Modernités européennes


Julien Goeury, Nicolas Le Roux, Alain Tallon


Objet et contexte

Au XIXe siècle, l’historien suisse Jacob Burckhardt a conceptualisé la  Renaissance, à partir du sens qu’avait donné Vasari au terme de Rinascita, comme un mouvement conjoint de résurrection de l’Antiquité  et de découverte du monde et de l’homme. L’émergence de l’individu et  de l’État modernes en auraient été la conséquence. La notion s’est  ensuite imposée aux différentes disciplines et a donné lieu à une  construction historiographique d’une grande complexité. 

Du milieu du XVe siècle au milieu du XVIIe siècle, l’Europe a connu  des transformations profondes. Ce temps de « première  mondialisation » et de rencontres transocéaniques fut celui de réflexions  nouvelles sur la dignité de l’être humain, sur la puissance de sa raison et  de son libre arbitre. Ce fut aussi celui de l’essor de l’imprimerie, qui  bouleversa le rapport qu’entretenaient les hommes avec les textes et, plus fondamentalement, avec le savoir. Ce fut enfin une époque de  tensions résultant de la crise religieuse ouverte avec la Réforme.

Suite à la découverte de civilisations lointaines, mais aussi en raison  des dangers qui la menaçaient, l’Europe s’est constituée comme une aire  culturelle consciente de ses particularités. De véritables figures  européennes ont également émergé, Érasme, première grande figure de  lettré cosmopolite, en étant le modèle.

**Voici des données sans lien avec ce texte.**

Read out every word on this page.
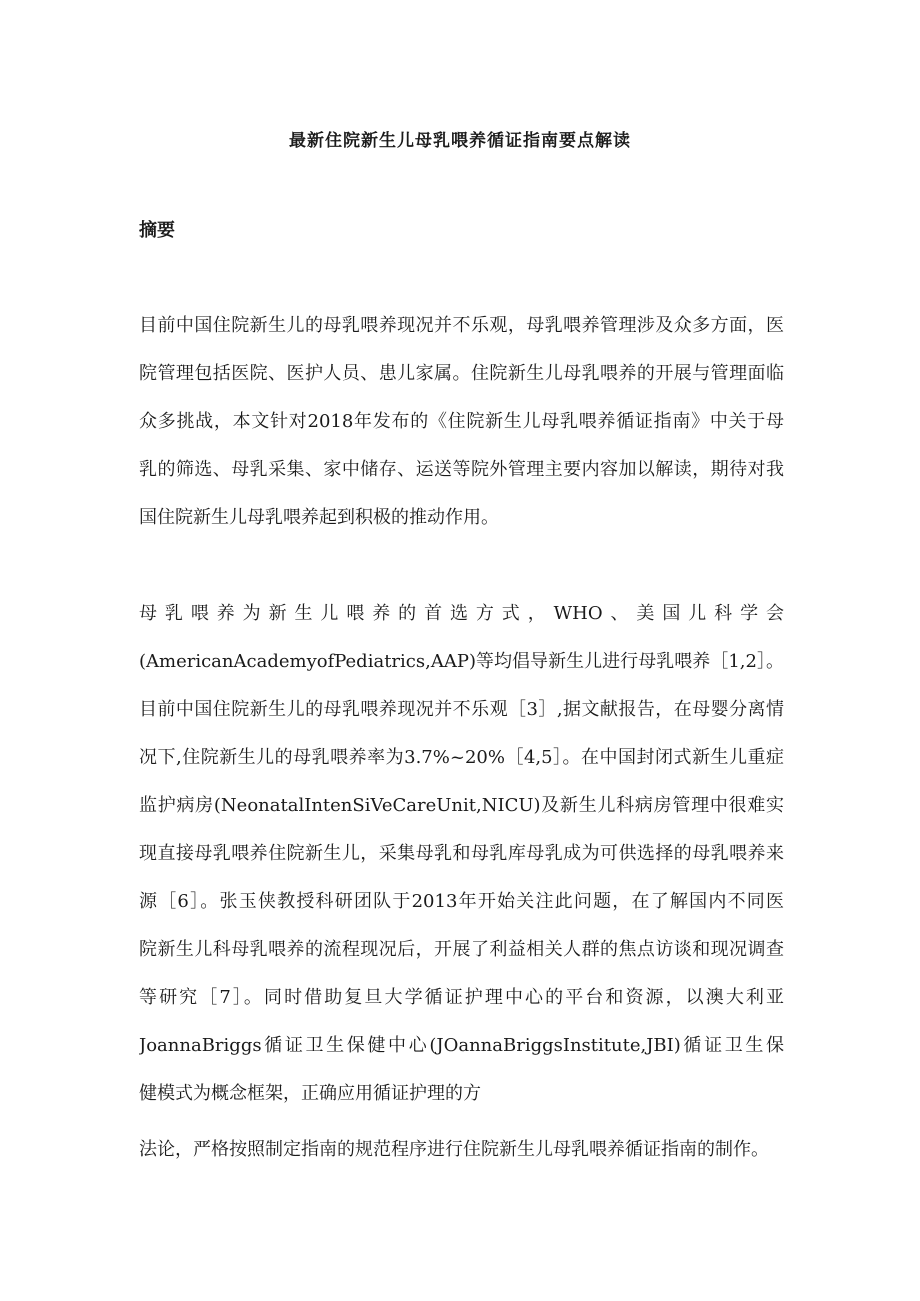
最新住院新生儿母乳喂养循证指南要点解读
摘要
目前中国住院新生儿的母乳喂养现况并不乐观，母乳喂养管理涉及众多方面，医
院管理包括医院、医护人员、患儿家属。住院新生儿母乳喂养的开展与管理面临
众多挑战，本文针对2018年发布的《住院新生儿母乳喂养循证指南》中关于母
乳的筛选、母乳采集、家中储存、运送等院外管理主要内容加以解读，期待对我
国住院新生儿母乳喂养起到积极的推动作用。
母乳喂养为新生儿喂养的首选方式，WHO、美国儿科学会
(AmericanAcademyofPediatrics,AAP)等均倡导新生儿进行母乳喂养［1,2］。
目前中国住院新生儿的母乳喂养现况并不乐观［3］,据文献报告，在母婴分离情
况下,住院新生儿的母乳喂养率为3.7%~20%［4,5］。在中国封闭式新生儿重症
监护病房(NeonatalIntenSiVeCareUnit,NICU)及新生儿科病房管理中很难实
现直接母乳喂养住院新生儿，采集母乳和母乳库母乳成为可供选择的母乳喂养来
源［6］。张玉侠教授科研团队于2013年开始关注此问题，在了解国内不同医
院新生儿科母乳喂养的流程现况后，开展了利益相关人群的焦点访谈和现况调查
等研究［7］。同时借助复旦大学循证护理中心的平台和资源，以澳大利亚
JoannaBriggs循证卫生保健中心(JOannaBriggsInstitute,JBI)循证卫生保
健模式为概念框架，正确应用循证护理的方

法论，严格按照制定指南的规范程序进行住院新生儿母乳喂养循证指南的制作。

Un siècle plus tard, Descartes, né en Touraine, vécut en Hollande et mourut en Suède : sa disparition, en  1650, fut un véritable événement européen.

Très tôt discutée, parfois contestée, la Renaissance n’est pas une idée  à laquelle il faut renoncer. Souligner sa dimension européenne ne  constitue aucunement l’affirmation d’une supériorité morale de  l’Occident sur d’autres parties du monde. S’il est légitime, à bien des  égards, de « provincialiser l’Europe » (D. Chakrabarty) et de ne plus  « universaliser l’histoire » à partir d’une Europe autrefois érigée en  modèle (S. Subrahmanyam), l’Europe constitue à n’en pas douter une  échelle utile pour comprendre les transformations qui se sont produites  au début de l’époque moderne, à condition cependant d’accepter de  « dé-centrer » l’histoire de la Renaissance (P. Burke), en insistant sur la  diversité des pratiques et des expériences dans des sociétés européennes  elles-mêmes très variées culturellement et socialement.

L’étude de la Renaissance suppose par essence une approche  pluridisciplinaire. Histoire, littérature, langues et civilisations, histoire  de l’art ou musicologie, toutes ces disciplines doivent être amenées à  collaborer ou à dégager des synergies permettant d’initier des champs  de recherche nouveaux. Les circulations des hommes et des femmes,  mais aussi des idées, des références, des modèles et des objets, sont  essentielles à étudier, spécialement aujourd’hui.


Objectifs

Le pôle « Europe et Renaissance » se propose de rassembler les  forces des UFR et des laboratoires de Sorbonne Université qui se  consacrent à la Renaissance. L’Institut de recherche sur les civilisations de l’occident moderne (IRCOM), l’UFR d’histoire et le Centre Roland  Mousnier (UMR 8596) se consacrent en grande partie à l’étude de la  première modernité, tout comme les UFR de littérature française et  comparée, de langue française ou de langues et civilisations. Les  membres de ces institutions ont déjà initié des rapprochements, mais ce  processus doit être encouragé par la création du pôle « Europe et  Renaissance », qui permettra d’organiser des rencontres et de réaliser  des publications. Le pôle renforcera aussi la dimension européenne de la  recherche menée par les chercheurs de Sorbonne Université. Des  contacts nombreux existent déjà avec différentes institutions étrangères et ils doivent être encouragés. Certaines universités avec lesquelles les  relations sont déjà nouées font partie de l’Alliance 4EU+ (Genève,  Milan, Prague), d’autres pas (Liège, Neuchâtel…).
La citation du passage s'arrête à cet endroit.